Type II error, continued

When the alternative hypothesis is true, we want to reject the null hypothesis. The probability of doing this is called the “power” of the test.

When the alternative hypothesis is true, the act of not rejecting is called type II error.

A good test has low probabilities of both type I and type II error.

Decreasing σ results in a better chance of finding the truth.

Suppose we were able to decrease σ, making the normal distributions “thinner”.

This changes the rejection region, because we still fix the probability of type I error at 5%.

Basically, this results in making the “acceptance region”, the green area, smaller.

The increased accuracy lets us “hit a smaller target”, so to speak.

Reminder of the old null distribution

The new improved, smaller σ version

Under the alternative distribution, the data appears in the red more often.

All graphs together for comparison

The effect of decreasing σ

When the larger σ is used, the power was 26.6%.

When the smaller σ is used, the power increases to 98.0%. Thus the probability of type II error is only 2%.

Decreasing σ is a VERY good thing.

How do you decrease σ?

Thus, we focus a lot of effort on decreasing σ, which gives us better power and a better chance of making a strong scientific conclusion.

So how to we decrease σ? Remove noise from the experiment. There are several ways to do this.

Larger sample sizes are better, but more expensive in many ways.

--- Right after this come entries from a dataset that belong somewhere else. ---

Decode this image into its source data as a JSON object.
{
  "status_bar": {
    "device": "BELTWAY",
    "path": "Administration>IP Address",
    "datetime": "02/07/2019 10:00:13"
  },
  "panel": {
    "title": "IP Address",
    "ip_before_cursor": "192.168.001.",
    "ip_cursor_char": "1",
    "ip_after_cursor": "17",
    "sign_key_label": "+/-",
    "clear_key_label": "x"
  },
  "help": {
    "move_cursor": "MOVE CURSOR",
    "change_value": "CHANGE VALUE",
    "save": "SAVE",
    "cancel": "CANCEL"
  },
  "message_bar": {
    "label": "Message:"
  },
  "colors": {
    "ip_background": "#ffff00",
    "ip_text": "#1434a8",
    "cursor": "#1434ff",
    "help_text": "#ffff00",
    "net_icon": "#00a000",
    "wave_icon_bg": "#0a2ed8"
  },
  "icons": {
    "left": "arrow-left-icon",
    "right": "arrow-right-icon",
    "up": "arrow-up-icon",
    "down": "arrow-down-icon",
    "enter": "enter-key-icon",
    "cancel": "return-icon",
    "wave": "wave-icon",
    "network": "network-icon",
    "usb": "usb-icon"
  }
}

Increase sample size! The larger the sample size, the thinner the normal distributions are. Of course, this goal of thinner normals competes with other demands on our time, our budget, and possible ethical concerns (you don’t want to expose people to a potentially dangerous drug any more than you have to, for example)

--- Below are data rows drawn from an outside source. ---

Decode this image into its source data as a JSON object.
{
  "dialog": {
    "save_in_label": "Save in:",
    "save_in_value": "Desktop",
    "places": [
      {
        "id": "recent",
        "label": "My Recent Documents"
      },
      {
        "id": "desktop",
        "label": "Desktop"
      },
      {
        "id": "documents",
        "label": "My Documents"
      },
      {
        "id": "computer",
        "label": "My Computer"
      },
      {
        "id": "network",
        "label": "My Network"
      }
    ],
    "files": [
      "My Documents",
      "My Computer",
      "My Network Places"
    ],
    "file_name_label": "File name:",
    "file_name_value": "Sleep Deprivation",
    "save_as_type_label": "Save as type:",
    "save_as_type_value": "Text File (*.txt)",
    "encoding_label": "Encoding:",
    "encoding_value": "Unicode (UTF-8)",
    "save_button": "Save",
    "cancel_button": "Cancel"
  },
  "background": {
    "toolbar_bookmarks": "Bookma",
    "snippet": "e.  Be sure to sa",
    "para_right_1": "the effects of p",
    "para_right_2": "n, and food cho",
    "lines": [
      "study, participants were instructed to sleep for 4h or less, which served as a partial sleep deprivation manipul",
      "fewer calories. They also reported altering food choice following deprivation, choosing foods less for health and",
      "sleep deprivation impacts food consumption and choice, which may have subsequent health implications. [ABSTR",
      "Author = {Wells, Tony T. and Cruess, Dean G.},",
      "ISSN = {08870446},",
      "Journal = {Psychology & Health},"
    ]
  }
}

Never run an experiment with too small a sample size, though, you’ll get NOTHING out of it!

Blocking on known sources of noise.

If we know a specific variable will affect our responses, we will often try to control for that variable.

A quick example – if you are teaching, students who did well on last year’s standardized tests will tend to do well on this year’s standardized tests, and there is only so much that will change that.

Example

You are interesting in investigating the relative effectiveness of two different types of strength training (method A and method B)

Your response variable is the amount of weight that can be lifted at the end of the training.

You also know the amount each subject can currently lift.

Example continued

Presumably people who are stronger now will be stronger later. The issue is by how much.

One option is to fit an ANCOVA using the current weight as a continuous covariate. If you are concerned about linearity, then a randomized block design is sensible as well.

Conducting the experiment

To block on the current weight, take all the subjects and rank them by the current weight they can lift.

Divide the sorted list into block on 2 people each (2 = number of methods of strength training)

Within each block, assign one person to method A and one person to method B, at random.

This makes it FAR less likely method A or method B will have too much of an abundance of “strong people” in their groups than just random assignment of all subjects to groups A and B.

Moral of the randomization

Block for what you know makes a difference. The randomization will likely equalize the

groups on what you DON’T know makes a difference.

It’s possible there aren’t any other factors, and the randomization doesn’t matter, but it’s easy and it potentially helps. Finding out about another variable later is a bad scene.

Repeated measures

Animals vary amongst themselves, either through genetic or environmental factors.

Where possible, we would like to control this variation. We do this by applying each treatment to each animal. This is “blocking on animal”.

Blocking on animal is often not possible, for example the animal may be changed by the treatment.

When you block on animal randomize the order of the treatment so no treatment gets consistently placed first or last in the treatment order.

Control groups

Whenever making comparisons between treatments, you must have a group of animals for each potential treatment, including the “current”, or “default” treatment.

Without such a group, any difference you observe could be due to the fact the animals were involved in an experiment.